The flâneur now has a companion. And the companion has read everything.
Text All the Way Down
Here is what I think is actually happening, the thing underneath all the breathless commentary about AI productivity and the anxious hand-wringing about AI replacing artists:
We are discovering that text is the base layer of reality. Not the only layer. Not the whole story. But the generative substrate from which everything else emerges.
The mystics said this. “In the beginning was the Word.” The Kabbalists built an entire cosmology on it. The chaos magicians operationalised it. And now the engineers, without intending to, have proved it by building machines that take text as input and produce reality as output.
Image, video, audio, code, architecture, music. All of it, generated from text. All of it, downstream of language. All of it, the word made manifest through a new kind of mouth.
This should be unsettling. It should be thrilling. It should make you question every assumption you have about the relationship between language and the world.
Because if everything is text, then the question of what you write becomes the most important question you can ask. Not what you consume. Not what you scroll through. Not what the algorithm feeds you. What you write. What you speak. What you prompt into existence.

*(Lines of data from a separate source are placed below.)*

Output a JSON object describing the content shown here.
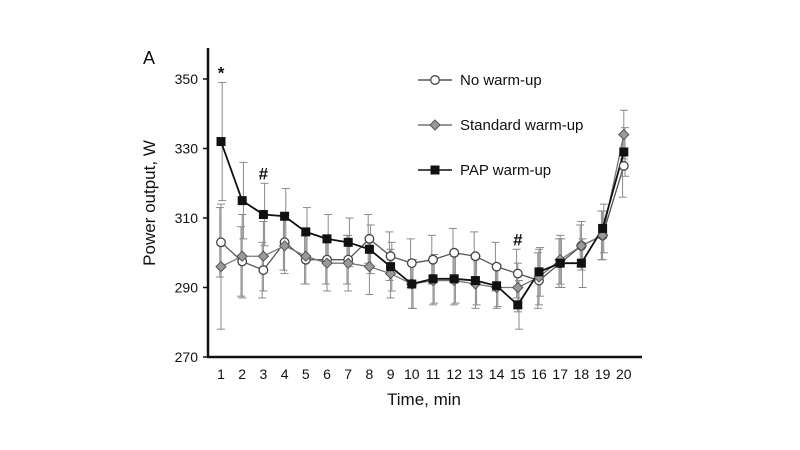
{
  "panel_label": "A",
  "chart_data": {
    "type": "line",
    "xlabel": "Time, min",
    "ylabel": "Power output, W",
    "categories": [
      "1",
      "2",
      "3",
      "4",
      "5",
      "6",
      "7",
      "8",
      "9",
      "10",
      "11",
      "12",
      "13",
      "14",
      "15",
      "16",
      "17",
      "18",
      "19",
      "20"
    ],
    "yticks": [
      270,
      290,
      310,
      330,
      350
    ],
    "ylim": [
      270,
      360
    ],
    "grid": false,
    "legend_placement": "top-right",
    "series": [
      {
        "name": "No warm-up",
        "marker": "open-circle",
        "color": "#555555",
        "values": [
          303,
          297.5,
          295,
          303,
          298,
          298,
          298,
          304,
          299,
          297,
          298,
          300,
          299,
          296,
          294,
          292,
          297,
          302,
          305,
          325
        ],
        "errors": [
          10,
          10,
          8,
          8,
          7,
          7,
          7,
          7,
          7,
          7,
          7,
          7,
          7,
          7,
          7,
          8,
          7,
          6,
          7,
          9
        ]
      },
      {
        "name": "Standard warm-up",
        "marker": "diamond",
        "color": "#777777",
        "values": [
          296,
          299,
          299,
          302,
          299,
          297,
          297,
          296,
          294,
          291,
          292,
          292,
          291,
          290,
          290,
          293,
          298,
          302,
          305,
          334
        ],
        "errors": [
          18,
          12,
          10,
          8,
          8,
          8,
          8,
          8,
          7,
          7,
          7,
          7,
          7,
          6,
          7,
          8,
          7,
          7,
          7,
          7
        ]
      },
      {
        "name": "PAP warm-up",
        "marker": "filled-square",
        "color": "#111111",
        "values": [
          332,
          315,
          311,
          310.5,
          306,
          304,
          303,
          301,
          296,
          291,
          292.5,
          292.5,
          292,
          290.5,
          285,
          294.5,
          297,
          297,
          307,
          329
        ],
        "errors": [
          17,
          11,
          9,
          8,
          7,
          7,
          7,
          7,
          7,
          7,
          7,
          7,
          7,
          6,
          7,
          7,
          7,
          7,
          7,
          7
        ]
      }
    ],
    "annotations": [
      {
        "text": "*",
        "x": "1"
      },
      {
        "text": "#",
        "x": "3"
      },
      {
        "text": "#",
        "x": "15"
      }
    ]
  }
}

The drift culture I’ve written about before, the passive consumption, the algorithmic float, that was always a language problem. You were accepting someone else’s text as the input for your reality. Their prompts, their narratives, their code running on your hardware.
Outcome thinking, self-authorship, narrative alchemy: these were always about reclaiming the prompt. Writing your own input. Choosing the text that generates your world rather than letting the feed write it for you.
The technology just made the mechanism visible.
The Prompt Is the Spell
I keep coming back to this convergence. The chaos magician who writes a statement of intent. The flâneur who wanders through text and lets meaning emerge. The blogger who treats writing as a sacred practice. The technologist who types a sentence and watches a world appear.
They’re all doing the same thing. They’re all working with text as generative technology. The medium changes: parchment, hyperlink, command line, chat interface. The principle doesn’t.
You speak, and something comes into being. You write, and the world responds. Not metaphorically. Not eventually. Now. Immediately. Visibly.
The question was always: what are you going to write?
It’s just that the stakes are higher now, because the machines are listening, and they will build whatever you ask for.
Choose your prompts carefully. They are, in the oldest and most literal sense of the word, spells.
And the blank page is waiting for yours.